Florinette 20/08/2007 12:05

Donc, pour bien apprécier l'auteur, j'ai pris note qu'il est préférable de commencer par "Le manuscrit de Port Ebène" ! ;-)

Anne 21/08/2007 16:00

Moi, il m'avait beaucoup plu. Sinon peut-être, comme le conseille Ptitlapin, es biographies, si tu les apprécies...

anjelica 19/08/2007 09:17

Je ne connais pas ce livre ni cette auteure. Et je passe mon tour pour cette lecture car j'aime m'attacher à un personnage au moins !

Anne 19/08/2007 11:39

Pareil: je n'aime pas que le personnage me soit indifférent. C'est de l'émotion en moins.

valdebaz 18/08/2007 23:09

Pas trop emballée pour le livre, par contre avec  ta frimousse, OUI !!! Oh, ces petits yeux malicieux ! ;)) Un vrai plaisir de passer par ici ! bises !

Anne 19/08/2007 11:37

Merci!
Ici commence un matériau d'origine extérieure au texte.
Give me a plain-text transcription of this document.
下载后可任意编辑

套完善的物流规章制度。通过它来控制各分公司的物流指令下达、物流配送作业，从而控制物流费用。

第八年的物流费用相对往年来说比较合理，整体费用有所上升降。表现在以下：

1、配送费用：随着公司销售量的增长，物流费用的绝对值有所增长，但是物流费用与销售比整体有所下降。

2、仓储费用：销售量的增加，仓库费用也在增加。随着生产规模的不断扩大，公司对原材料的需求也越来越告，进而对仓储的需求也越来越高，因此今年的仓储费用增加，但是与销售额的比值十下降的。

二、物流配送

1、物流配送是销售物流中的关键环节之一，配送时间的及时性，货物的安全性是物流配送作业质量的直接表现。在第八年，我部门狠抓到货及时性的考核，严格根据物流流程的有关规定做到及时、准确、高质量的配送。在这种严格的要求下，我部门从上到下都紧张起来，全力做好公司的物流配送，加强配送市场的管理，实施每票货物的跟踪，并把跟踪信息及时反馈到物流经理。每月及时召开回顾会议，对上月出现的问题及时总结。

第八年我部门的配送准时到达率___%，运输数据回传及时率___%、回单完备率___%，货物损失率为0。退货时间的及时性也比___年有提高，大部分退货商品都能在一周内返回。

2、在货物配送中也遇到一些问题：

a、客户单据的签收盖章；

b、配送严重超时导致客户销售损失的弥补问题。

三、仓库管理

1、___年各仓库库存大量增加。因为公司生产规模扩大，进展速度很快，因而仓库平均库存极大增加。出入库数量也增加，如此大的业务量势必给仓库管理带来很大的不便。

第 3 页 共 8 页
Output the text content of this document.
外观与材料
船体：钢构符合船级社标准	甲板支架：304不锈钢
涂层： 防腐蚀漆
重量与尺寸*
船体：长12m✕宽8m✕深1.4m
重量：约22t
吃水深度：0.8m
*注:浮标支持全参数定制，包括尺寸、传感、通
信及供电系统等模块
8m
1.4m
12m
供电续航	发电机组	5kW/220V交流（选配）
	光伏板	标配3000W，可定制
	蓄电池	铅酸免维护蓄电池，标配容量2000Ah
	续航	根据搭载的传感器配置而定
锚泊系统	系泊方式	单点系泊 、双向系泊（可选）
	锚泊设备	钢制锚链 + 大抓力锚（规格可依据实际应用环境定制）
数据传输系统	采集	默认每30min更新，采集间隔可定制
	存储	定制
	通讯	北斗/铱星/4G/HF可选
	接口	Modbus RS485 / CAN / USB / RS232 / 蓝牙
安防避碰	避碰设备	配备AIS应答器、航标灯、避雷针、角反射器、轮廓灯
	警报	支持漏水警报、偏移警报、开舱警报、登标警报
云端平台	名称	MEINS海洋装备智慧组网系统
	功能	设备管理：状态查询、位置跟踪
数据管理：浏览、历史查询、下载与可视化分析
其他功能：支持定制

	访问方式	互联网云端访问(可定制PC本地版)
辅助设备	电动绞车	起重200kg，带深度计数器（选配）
Mais justement ces "p'tits yeux" sont un vrai complexe pour moi! Je les plisse tout le temps! J'envie les regards aux grands yeux... ;-(((

Gambadou 18/08/2007 18:50

deux déceptions sur les deux derniers livres... j'éspère que le prochain t'apportea plus d'émotion...

Anne 19/08/2007 11:34

J'en suis à plus de 100 pages du "prochain", et j'ai plus de chance....

Choupynette 18/08/2007 18:41

Superbe ta nouvelle photo!! ;o)

Anne 19/08/2007 11:33

Merci!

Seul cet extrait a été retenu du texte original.